= Makara Guardians =

New Zealand incorporated society

The Makara Guardians Inc. is an incorporated society formed in 1997 to coordinate opposition to proposals to build wind turbines near where the members live. Mākara is a rural locality 10 km west of Wellington, New Zealand. The Makara Guardians represents some 85% of the families in the Mākara Valley, and consists of around 160 members . Membership is restricted to residents or owners of land in Mākara who support the objectives of the Society and who are aged over 18.

==History ==

The Mākara area has long been favoured as a site for building a wind farm. It is located in an area that enjoys reliably high average wind speeds for much of the year. It is close to a major metropolitan area – Wellington, and close to major transmission lines that supply the city with power. The terrain is hilly, with long ridges running 250 – 450 metres above sea level.

The Electricity Corporation of New Zealand (ECNZ) began investigating the area as a site for the development of a wind farm from 1995. It investigated a number of wind farm options ranging from an 8 to 10 turbine, 6 MW wind farm, through to approximately 50 turbines generating as much as 30 MW. ECNZ announced the 6 MW proposal in October 1997. The company also purchased a 1000 acre block of land in Mākara known as Quartz Hill in 1997.

The Makara Guardians opposed this 6 MW development. ECNZ never applied for resource consent, and subsequently shelved the wind farm plans. The company was split up in 1999, with Meridian Energy inheriting the Quartz Hill site.

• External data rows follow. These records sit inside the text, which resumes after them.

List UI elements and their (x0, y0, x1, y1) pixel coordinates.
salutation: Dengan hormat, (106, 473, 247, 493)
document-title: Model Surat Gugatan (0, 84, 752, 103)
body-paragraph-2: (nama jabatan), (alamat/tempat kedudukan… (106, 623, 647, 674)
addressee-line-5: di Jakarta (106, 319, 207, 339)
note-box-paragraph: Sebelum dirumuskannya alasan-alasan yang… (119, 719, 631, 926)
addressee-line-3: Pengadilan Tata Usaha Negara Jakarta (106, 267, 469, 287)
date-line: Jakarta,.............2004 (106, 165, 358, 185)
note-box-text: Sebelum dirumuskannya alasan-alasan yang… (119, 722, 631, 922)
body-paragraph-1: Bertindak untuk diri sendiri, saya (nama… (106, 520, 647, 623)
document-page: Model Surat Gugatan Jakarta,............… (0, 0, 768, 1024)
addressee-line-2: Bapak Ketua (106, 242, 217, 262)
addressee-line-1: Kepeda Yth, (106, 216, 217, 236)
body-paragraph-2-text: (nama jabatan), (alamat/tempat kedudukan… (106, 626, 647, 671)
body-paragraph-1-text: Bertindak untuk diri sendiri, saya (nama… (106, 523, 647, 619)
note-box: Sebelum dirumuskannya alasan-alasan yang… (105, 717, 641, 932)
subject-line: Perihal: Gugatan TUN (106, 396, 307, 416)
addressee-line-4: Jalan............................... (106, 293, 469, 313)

In June 2005, Meridian applied for resource consent for a new wind farm, known as Project West Wind. It was substantially larger than the earlier ENCZ proposal, consisting of 70 turbines with a total capacity of up to 210 MW. This proposal joined the Quartz Hill site with the neighbouring Terawhiti Station – one of New Zealand's oldest and largest privately owned stations.

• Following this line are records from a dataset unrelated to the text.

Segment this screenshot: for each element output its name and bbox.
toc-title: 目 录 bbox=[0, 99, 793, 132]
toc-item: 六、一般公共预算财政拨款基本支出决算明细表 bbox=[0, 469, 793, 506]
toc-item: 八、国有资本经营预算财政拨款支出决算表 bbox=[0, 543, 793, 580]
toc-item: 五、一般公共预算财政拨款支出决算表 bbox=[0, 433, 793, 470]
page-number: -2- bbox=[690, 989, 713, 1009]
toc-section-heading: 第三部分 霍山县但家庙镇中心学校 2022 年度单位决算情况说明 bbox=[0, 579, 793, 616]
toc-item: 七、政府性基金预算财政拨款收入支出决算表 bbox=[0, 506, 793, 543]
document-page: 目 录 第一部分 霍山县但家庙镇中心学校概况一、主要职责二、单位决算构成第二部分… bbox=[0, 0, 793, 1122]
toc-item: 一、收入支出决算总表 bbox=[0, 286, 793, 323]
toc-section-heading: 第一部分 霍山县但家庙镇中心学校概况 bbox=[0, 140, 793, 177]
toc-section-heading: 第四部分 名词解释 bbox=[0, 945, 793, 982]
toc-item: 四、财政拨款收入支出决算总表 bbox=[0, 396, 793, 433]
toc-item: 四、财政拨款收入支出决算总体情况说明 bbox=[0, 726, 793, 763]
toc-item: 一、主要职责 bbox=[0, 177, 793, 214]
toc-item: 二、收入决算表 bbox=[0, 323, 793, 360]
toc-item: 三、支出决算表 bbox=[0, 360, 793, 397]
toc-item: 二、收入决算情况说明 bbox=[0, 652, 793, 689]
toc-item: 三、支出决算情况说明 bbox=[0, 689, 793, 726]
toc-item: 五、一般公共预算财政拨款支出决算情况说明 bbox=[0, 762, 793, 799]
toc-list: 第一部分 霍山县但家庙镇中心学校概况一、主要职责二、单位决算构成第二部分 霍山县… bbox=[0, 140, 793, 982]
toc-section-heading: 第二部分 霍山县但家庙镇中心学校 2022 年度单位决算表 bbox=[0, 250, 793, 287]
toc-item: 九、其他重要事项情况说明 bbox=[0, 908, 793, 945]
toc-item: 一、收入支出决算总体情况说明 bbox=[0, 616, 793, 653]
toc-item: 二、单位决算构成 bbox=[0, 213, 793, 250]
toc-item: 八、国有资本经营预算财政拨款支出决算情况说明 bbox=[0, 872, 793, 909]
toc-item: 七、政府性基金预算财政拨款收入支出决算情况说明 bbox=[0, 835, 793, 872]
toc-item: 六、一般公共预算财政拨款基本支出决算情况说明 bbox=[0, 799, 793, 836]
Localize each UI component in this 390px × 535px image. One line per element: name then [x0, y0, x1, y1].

A key feature of this proposal, from the Guardian's perspective was the siting of some 22 of the 125 metre-high turbines along the top of a long a ridge that looms immediately above the South Mākara Valley, where many of the members live.

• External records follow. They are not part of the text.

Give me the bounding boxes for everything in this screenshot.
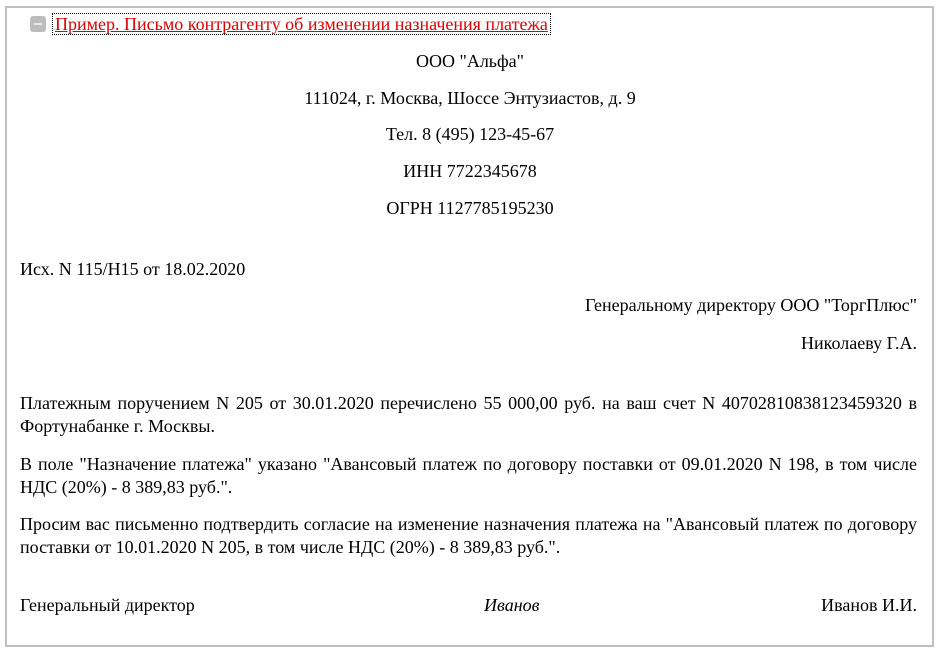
recipient-position: Генеральному директору ООО "ТоргПлюс" bbox=[585, 294, 917, 316]
outgoing-reference: Исх. N 115/Н15 от 18.02.2020 bbox=[20, 258, 245, 280]
sender-phone: Тел. 8 (495) 123-45-67 bbox=[0, 123, 940, 145]
example-title-link[interactable]: Пример. Письмо контрагенту об изменении … bbox=[53, 14, 550, 34]
sender-ogrn: ОГРН 1127785195230 bbox=[0, 197, 940, 219]
example-header: Пример. Письмо контрагенту об изменении … bbox=[30, 13, 550, 35]
signatory-position: Генеральный директор bbox=[20, 594, 195, 616]
recipient-name: Николаеву Г.А. bbox=[801, 332, 917, 354]
body-paragraph: Платежным поручением N 205 от 30.01.2020… bbox=[20, 392, 917, 438]
body-paragraph: В поле "Назначение платежа" указано "Ава… bbox=[20, 453, 917, 499]
signature-block: Генеральный директор Иванов Иванов И.И. bbox=[20, 594, 917, 616]
sender-address: 111024, г. Москва, Шоссе Энтузиастов, д.… bbox=[0, 87, 940, 109]
body-paragraph: Просим вас письменно подтвердить согласи… bbox=[20, 513, 917, 559]
sender-inn: ИНН 7722345678 bbox=[0, 160, 940, 182]
signatory-name: Иванов И.И. bbox=[821, 594, 917, 616]
minus-square-icon[interactable] bbox=[30, 16, 46, 32]
signature: Иванов bbox=[484, 594, 539, 616]
sender-company: ООО "Альфа" bbox=[0, 50, 940, 72]
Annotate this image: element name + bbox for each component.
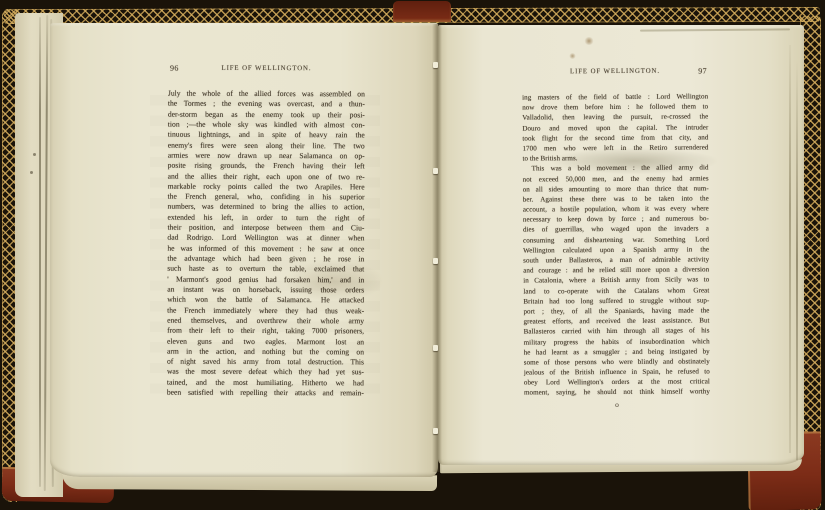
text-line: armies were now drawn up near Salamanca … xyxy=(168,151,365,162)
text-line: military progress the habits of insubord… xyxy=(524,336,710,347)
left-page-body: July the whole of the allied forces was … xyxy=(167,89,365,399)
text-line: dad Rodrigo. Lord Wellington was at dinn… xyxy=(167,233,364,244)
text-line: tained, and the most humiliating. Hither… xyxy=(167,377,364,388)
text-line: dies of guerrillas, who waged upon the i… xyxy=(523,224,709,235)
text-line: the French immediately where they had th… xyxy=(167,305,364,316)
text-line: eleven guns and two eagles. Marmont lost… xyxy=(167,336,364,347)
text-line: such haste as to overturn the table, exc… xyxy=(167,264,364,275)
photo-of-open-book: 96 LIFE OF WELLINGTON. July the whole of… xyxy=(0,0,825,510)
text-line: from their left to their right, taking 7… xyxy=(167,326,364,337)
page-edge-line xyxy=(44,15,48,491)
right-page-header: LIFE OF WELLINGTON. 97 xyxy=(522,66,708,80)
right-page-text: LIFE OF WELLINGTON. 97 ing masters of th… xyxy=(522,66,708,80)
text-line: and the allies their right, each upon on… xyxy=(168,171,365,182)
speck xyxy=(33,153,36,156)
text-line: tion ;—the whole sky was kindled with al… xyxy=(168,120,365,131)
text-line: he was informed of this movement : he sa… xyxy=(167,243,364,254)
text-line: their position, and interpose between th… xyxy=(167,223,364,234)
text-line: enemy's fires were seen along their line… xyxy=(168,140,365,151)
text-line: ened themselves, and overthrew their who… xyxy=(167,316,364,327)
right-running-title: LIFE OF WELLINGTON. xyxy=(522,67,708,75)
text-line: posite rising grounds, the French having… xyxy=(168,161,365,172)
text-line: been satisfied with repelling their atta… xyxy=(167,388,364,399)
text-line: not exceed 50,000 men, and the enemy had… xyxy=(523,173,709,184)
text-line: Valladolid, then leaving the pursuit, re… xyxy=(522,112,708,123)
page-edge-line xyxy=(796,60,798,460)
left-running-title: LIFE OF WELLINGTON. xyxy=(168,65,365,73)
right-page-number: 97 xyxy=(698,66,707,75)
text-line: der-storm began as the enemy took up the… xyxy=(168,109,365,120)
stitch-mark xyxy=(433,345,438,351)
text-line: ' Marmont's good genius had forsaken him… xyxy=(167,274,364,285)
stitch-mark xyxy=(433,62,438,68)
text-line: tinuous lightnings, and in spite of heav… xyxy=(168,130,365,141)
left-page-header: 96 LIFE OF WELLINGTON. xyxy=(168,64,365,78)
text-line: in Catalonia, where a British army from … xyxy=(523,275,709,286)
text-line: an instant was on horseback, issuing tho… xyxy=(167,285,364,296)
page-gutter xyxy=(432,24,442,472)
stitch-mark xyxy=(433,168,438,174)
text-line: July the whole of the allied forces was … xyxy=(168,89,365,100)
spine-headband xyxy=(393,1,451,22)
signature-mark: o xyxy=(524,399,710,409)
text-line: Ballasteros carried with him through all… xyxy=(524,326,710,337)
page-edge-line xyxy=(789,45,791,453)
page-edge-line xyxy=(39,17,41,487)
text-line: which won the battle of Salamanca. He at… xyxy=(167,295,364,306)
right-page-body: ing masters of the field of battle : Lor… xyxy=(522,91,710,398)
speck xyxy=(30,171,33,174)
text-line: This was a bold movement : the allied ar… xyxy=(523,163,709,174)
text-line: numbers, was determined to bring the all… xyxy=(168,202,365,213)
left-page-text: 96 LIFE OF WELLINGTON. July the whole of… xyxy=(168,64,365,78)
stitch-mark xyxy=(433,258,438,264)
text-line: moment, saying, he should not think hims… xyxy=(524,387,710,398)
text-line: markable rocky points called the two Ara… xyxy=(168,181,365,192)
text-line: 1700 men who were left in the Retiro sur… xyxy=(522,142,708,153)
text-line: of night saved his army from total destr… xyxy=(167,357,364,368)
text-line: extended his left, in order to turn the … xyxy=(167,212,364,223)
text-line: the French general, who, confiding in hi… xyxy=(168,192,365,203)
text-line: the Tormes ; the evening was overcast, a… xyxy=(168,99,365,110)
stitch-mark xyxy=(433,428,438,434)
text-line: arm in the action, and nothing but the c… xyxy=(167,346,364,357)
text-line: the advantage which had been given ; he … xyxy=(167,254,364,265)
text-line: was the most severe defeat which they ha… xyxy=(167,367,364,378)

As soon as Meridian announced the proposal, the Makara Guardians mounted a substantial opposition campaign.

On 21 December 2005 the resource hearings commissioners announced their decision, granting the proposal to construct the wind farm at the Mākara site, subject to some construction conditions.

Both Meridian and the Makara Guardians subsequently appealed the consent decision to the Environment Court. The court granted resource consent in May 2007. Project West Wind was granted 66 turbines and will now produce approximately 140MW.